Responsável pela organização do Enem, o órgão apenas orientou que os estudantes que se sentirem prejudicados por "problemas de logística" podem solicitar “reaplicação do Exame em até cinco dias após o último dia de aplicação”, por meio da Página do Participante.
No próximo dia 24 de janeiro serão aplicadas as provas de matemática e Ciências da Natureza, na modalidade impressa. Já as provas da versão digital estão marcadas para os dias 31 de janeiro e 7 de fevereiro. Confira, a seguir, na íntegra, o posicionamento do Inep sobre o caso:
O edital da versão impressa do Enem 2020 já prevê que: “O participante afetado por problemas logísticos durante a aplicação poderá solicitar a reaplicação do Exame em até cinco dias após o último dia de aplicação, no endereço.
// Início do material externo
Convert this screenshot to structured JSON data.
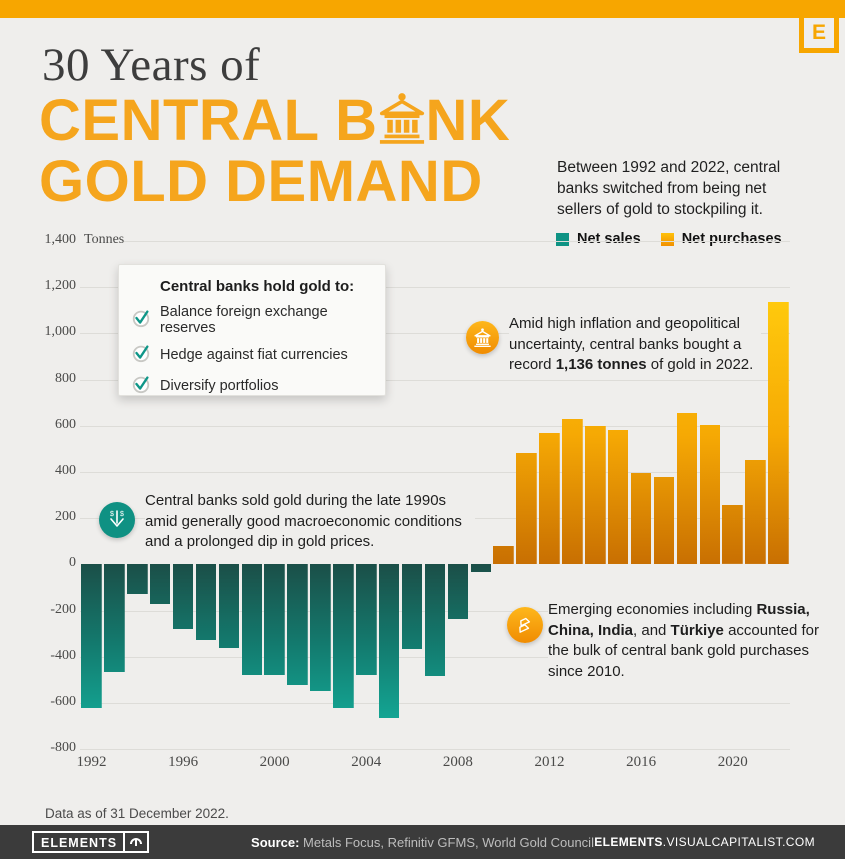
{
  "header": {
    "logo_letter": "E",
    "title_serif": "30 Years of",
    "title_line1_pre": "CENTRAL B",
    "title_line1_post": "NK",
    "title_line2": "GOLD DEMAND",
    "intro": "Between 1992 and 2022, central banks switched from being net sellers of gold to stockpiling it."
  },
  "legend": {
    "net_sales": "Net sales",
    "net_purchases": "Net purchases"
  },
  "callout": {
    "title": "Central banks hold gold to:",
    "items": [
      "Balance foreign exchange reserves",
      "Hedge against fiat currencies",
      "Diversify portfolios"
    ]
  },
  "annotations": {
    "record": {
      "p1": "Amid high inflation and geopolitical uncertainty, central banks bought a record ",
      "b1": "1,136 tonnes",
      "p2": " of gold in 2022."
    },
    "nineties": {
      "text": "Central banks sold gold during the late 1990s amid generally good macroeconomic conditions and a prolonged dip in gold prices."
    },
    "emerging": {
      "p1": "Emerging economies including ",
      "b1": "Russia, China, India",
      "p2": ", and ",
      "b2": "Türkiye",
      "p3": " accounted for the bulk of central bank gold purchases since 2010."
    }
  },
  "chart_data": {
    "type": "bar",
    "title": "30 Years of Central Bank Gold Demand",
    "unit": "Tonnes",
    "ylabel": "Tonnes",
    "ylim": [
      -800,
      1400
    ],
    "ytick_step": 200,
    "grid": true,
    "legend_position": "top-right",
    "legend": [
      "Net sales",
      "Net purchases"
    ],
    "colors": {
      "net_sales_at_zero": "#1B4F48",
      "net_sales_tip": "#13A593",
      "net_purchases_at_zero": "#C86F02",
      "net_purchases_tip": "#FFC90D"
    },
    "x": [
      1992,
      1993,
      1994,
      1995,
      1996,
      1997,
      1998,
      1999,
      2000,
      2001,
      2002,
      2003,
      2004,
      2005,
      2006,
      2007,
      2008,
      2009,
      2010,
      2011,
      2012,
      2013,
      2014,
      2015,
      2016,
      2017,
      2018,
      2019,
      2020,
      2021,
      2022
    ],
    "values": [
      -622,
      -464,
      -130,
      -173,
      -279,
      -326,
      -363,
      -477,
      -479,
      -520,
      -547,
      -620,
      -479,
      -663,
      -365,
      -484,
      -235,
      -34,
      79,
      481,
      569,
      629,
      601,
      580,
      395,
      379,
      656,
      605,
      255,
      450,
      1136
    ],
    "xticks": [
      1992,
      1996,
      2000,
      2004,
      2008,
      2012,
      2016,
      2020
    ]
  },
  "footnote": "Data as of 31 December 2022.",
  "footer": {
    "logo": "ELEMENTS",
    "source_label": "Source:",
    "source_text": " Metals Focus, Refinitiv GFMS, World Gold Council",
    "site_bold": "ELEMENTS",
    "site_rest": ".VISUALCAPITALIST.COM"
  }
}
Os casos serão julgados, individualmente, pelo Inep. São considerados problemas logísticos para fins de reaplicação, fatores supervenientes, peculiares, eventuais ou de força maior, como: desastres naturais (que prejudiquem a aplicação do Exame devido ao comprometimento da infraestrutura do local), falta de energia elétrica (que comprometa a visibilidade da prova pela ausência de luz natural), falha no dispositivo eletrônico fornecido ao participante que solicitou uso de leitor de tela ou erro de execução de procedimento de aplicação pelo aplicador que incorra em comprovado prejuízo ao participante. A aprovação ou a reprovação da solicitação de reaplicação deverá ser consultada pelo endereço enem.inep.gov.br/participante.” O participante que se sentiu prejudicado deverá relatar o ocorrido. O Inep receberá os pedidos por reaplicação entre 25 e 29 de janeiro, pela Página do Participante do Enem. O Inep, junto às aplicadoras, vai apurar a situação e avaliar o pedido. A reaplicação do Enem, prevista em edital, será nos dia 23 e 24 de fevereiro, mesma data e com a mesma prova aplicada para pessoas privadas de liberdade, o chamado Enem PPL. Trata-se de uma nova prova, com mesmo nível de dificuldade, possível pelo fato de o Enem adotar a metodologia de Teoria de Resposta ao Item (TRI). Todos os anos o Inep prepara duas provas: a regular e a de reaplicação/PPL. Este ano, com o Enem Digital, foram preparadas três provas.